La pluralidad de tipologías textuales que tenían cabida en los suplementos culturales abrió espacios para la difusión de cartas, ensayos, comentarios críticos o informativos, poemas, retratos literarios, biografías, reseñas de obras, crónica de exposiciones, entrevistas, fotoreportajes, necrologías y otras formas de difundir y comentar las artes plásticas. La Revolución terminó de acto en 1921, año en que se festejó también el bicentenario de la consumación de la Independencia, pero, un par de años antes, los comentaristas de arte ya se habían percatado de que algo había cambiado: finalmente había artistas que pintaban de manera muy personal, sin la evidente búsqueda por igualar a sus homólogos europeos. El caso más interesante fue, sin duda, Saturnino Herrán, pues, sin haber tenido la ocasión de estudiar en Europa, logró adelantos en su técnica que lo posicionaban como el pintor más representativo de la nueva expresión artística nacional, sin parangones con otros artistas de viejo cuño como Germán Gedovius, Leandro Izaguirre, Antonio Fabrés o Félix Parra, cuya obra, aunque vigente y apreciada, mantenía fuertes vínculos con las expresiones del romanticismo tardío. Lamentablemente, Herrán falleció en 1918. En 1920, Manuel Toussaint, conocido entonces como poeta, escribió una monografía en su honor en donde indica:
Una de las mas interesantes modalidades del arte de Herrán es el amor a México, al México popular y típico, y al México legendario, colonial y prehispánico. Corrían en él las condiciones necesarias para ser el pintor mexicano por excelencia. La provincia le daba su tradicionalismo monástico, tan austero como en tiempos del Virreinato, vivo en las costumbres maternas. Caldeaba su sangre el fuego hispano que se delataba hasta en sus bromas picantes y oportunas. Pero la tristeza india pesaba sobre él con la fuerza de la fatalidad como un veneno infalible diluido en la linfa de sus venas. […] Con estos factores espirituales, cuando el pintor era ya dueño de su técnica y su cultura comenzaba a desarrollares, natural fue que convirtiese los ojos de su arte hacia México.[7]
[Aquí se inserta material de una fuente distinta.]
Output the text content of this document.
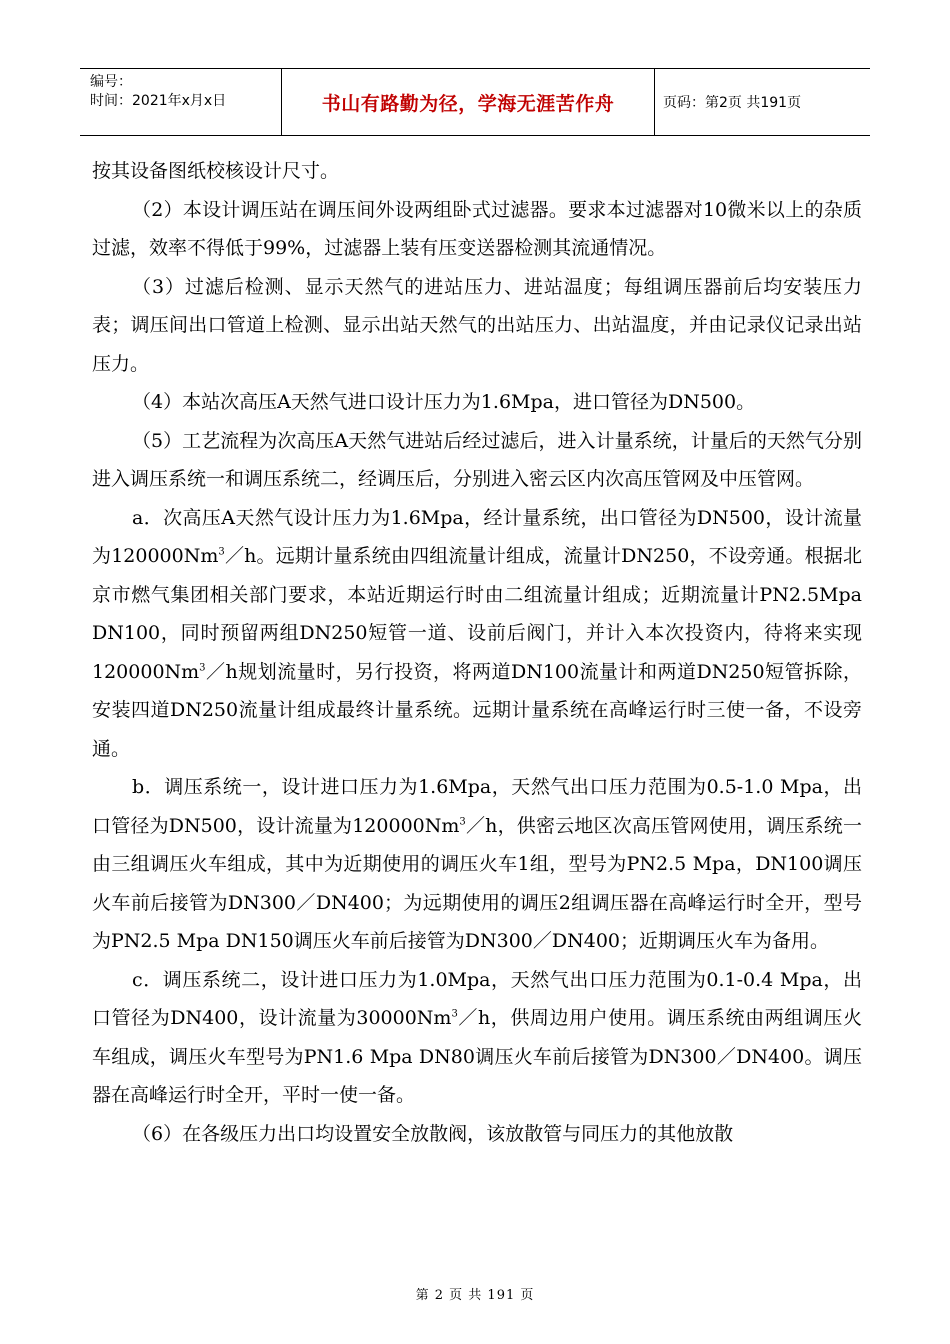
编号：
时间：2021年x月x日	书山有路勤为径，学海无涯苦作舟	页码：第2页 共191页

按其设备图纸校核设计尺寸。

（2）本设计调压站在调压间外设两组卧式过滤器。要求本过滤器对10微米以上的杂质过滤，效率不得低于99%，过滤器上装有压变送器检测其流通情况。

（3）过滤后检测、显示天然气的进站压力、进站温度；每组调压器前后均安装压力表；调压间出口管道上检测、显示出站天然气的出站压力、出站温度，并由记录仪记录出站压力。

（4）本站次高压A天然气进口设计压力为1.6Mpa，进口管径为DN500。

（5）工艺流程为次高压A天然气进站后经过滤后，进入计量系统，计量后的天然气分别进入调压系统一和调压系统二，经调压后，分别进入密云区内次高压管网及中压管网。

a．次高压A天然气设计压力为1.6Mpa，经计量系统，出口管径为DN500，设计流量为120000Nm$^3$／h。远期计量系统由四组流量计组成，流量计DN250，不设旁通。根据北京市燃气集团相关部门要求，本站近期运行时由二组流量计组成；近期流量计PN2.5Mpa DN100，同时预留两组DN250短管一道、设前后阀门，并计入本次投资内，待将来实现120000Nm$^3$／h规划流量时，另行投资，将两道DN100流量计和两道DN250短管拆除，安装四道DN250流量计组成最终计量系统。远期计量系统在高峰运行时三使一备，不设旁通。

b．调压系统一，设计进口压力为1.6Mpa，天然气出口压力范围为0.5-1.0 Mpa，出口管径为DN500，设计流量为120000Nm$^3$／h，供密云地区次高压管网使用，调压系统一由三组调压火车组成，其中为近期使用的调压火车1组，型号为PN2.5 Mpa，DN100调压火车前后接管为DN300／DN400；为远期使用的调压2组调压器在高峰运行时全开，型号为PN2.5 Mpa DN150调压火车前后接管为DN300／DN400；近期调压火车为备用。

c．调压系统二，设计进口压力为1.0Mpa，天然气出口压力范围为0.1-0.4 Mpa，出口管径为DN400，设计流量为30000Nm$^3$／h，供周边用户使用。调压系统由两组调压火车组成，调压火车型号为PN1.6 Mpa DN80调压火车前后接管为DN300／DN400。调压器在高峰运行时全开，平时一使一备。

（6）在各级压力出口均设置安全放散阀，该放散管与同压力的其他放散

第 2 页 共 191 页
Después haber publicado textos breves sobre arte virreinal, poemas y prólogos, la monografía de Herrán fue el primer trabajo de gran aliento de Toussaint, quien para este momento ya tenía muy claro que el comentario de arte podía basarse en una simple emoción estética, pero que tenía mayor valor aquél que tomaba en cuenta la historia del objeto artístico o las condiciones culturales que envolvían la vida y obra de un artista. Es decir, para él, había una diferencia muy clara entre historia y crítica de arte. De hecho, él mismo se había profesionalizado como historiador de arte, más que como crítico: tenía muy claro que el crítico debía poseer tres virtudes, “precisión histórica, crítica europea y elegancia de forma”.[8] Al definir al crítico ideal, Toussaint puso al descubierto sus propias pretensiones, pues en el mismo año publicó algunas monografías sobre arte virreinal que cuentan con las tres mencionadas características. La actividad de este hombre de letras fue muy importante en la prensa cultural, sobre todo en lo referente al rescate documental de la arquitectura virreinal. Su nombre aparecía con frecuencia en revistas de amplia difusión, pero después de su texto sobre Herrán, incursionó muy poco en la crítica de arte y raramente emitió juicios sobre artistas jóvenes y vivos.
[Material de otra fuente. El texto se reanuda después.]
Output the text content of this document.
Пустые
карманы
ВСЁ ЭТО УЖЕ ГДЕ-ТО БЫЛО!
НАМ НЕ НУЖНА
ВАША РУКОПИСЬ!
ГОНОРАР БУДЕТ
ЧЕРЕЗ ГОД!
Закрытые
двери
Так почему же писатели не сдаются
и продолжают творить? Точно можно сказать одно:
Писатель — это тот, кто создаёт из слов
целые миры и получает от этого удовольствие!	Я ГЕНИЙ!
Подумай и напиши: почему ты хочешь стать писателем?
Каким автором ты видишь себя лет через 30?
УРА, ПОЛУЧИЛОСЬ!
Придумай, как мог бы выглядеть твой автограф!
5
Si para 1900 había resignación por no contar con elementos artísticos pertenecientes sólo a México, la obra de Herrán y los comentarios de Toussaint demostraron que el espíritu artístico mexicano nació con el mestizaje y que la nación contaba con suficientes materiales de inspiración y perfeccionamiento artístico en las artes populares. Irónicamente, en la búsqueda por encontrar modelos satisfactorios en Europa, el siglo XIX no pudo percatarse de la belleza inherente a la estética vernácula que siempre había estado presente en la vida cotidiana de los mexicanos. Este valor de innegables raíces nacionales fue explotado con gran acierto desde la política cultural.
Como parte de los festejos de la Independencia, el Dr. Atl escribió Las artes populares en México, obra monumental que acompañó la Exposición de Arte Popular Mexicano. Con este acto simbólico, las tendencias artísticas del país dieron un giro satisfactorio. Si anteriormente los comentaristas de arte notaban la falta de identidad y de competencia en los artistas nacionales –en relación con sus homólogos europeos–, tratándose de artesanía, difícilmente se podía competir con las riquezas de México. Por lo demás, las artes populares fueron “rescatadas” de la miopía a partir de reflexiones teóricas que se integraban muy bien a las deliberaciones internacionales sobre la pureza racial y la pulcritud del primitivismo. En este tenor, las artes vernáculas serían importantes
[…] porque todas tienen, o en sus formas, o en su técnica, o en su espíritu decorativo, o en sus coloraciones, el sello de un innato y hondo sentimiento estético […] Además, las manifestaciones artísticas o industriales de las razas indígenas puras y de las razas mezcladas o intermedias, presentan –al contrario de lo que acontece en los grupos étnicamente semejantes a los europeos– caracteres muy marcados de homogeneidad, de método, de perseverancia, y constituyen realmente una verdadera cultura nacional.[9]
A partir de la lectura del libro del Dr. Atl, se entiende que el nuevo valor que adquirieron las artes populares habría sido imposible sin la Revolución, por lo tanto, los verdaderos artistas revolucionarios deberían adoptar la nueva tendencia. Los suplementos culturales documentaron con entusiasmo cada iniciativa tomada en favor de la reivindicación de lo popular. Aunque no se trata de crítica de arte, abundan textos informativos, crónicas y entrevistas –acompañadas con fotografías– donde se expone cada paso hacia la consolidación de un presupuesto de arte nacional.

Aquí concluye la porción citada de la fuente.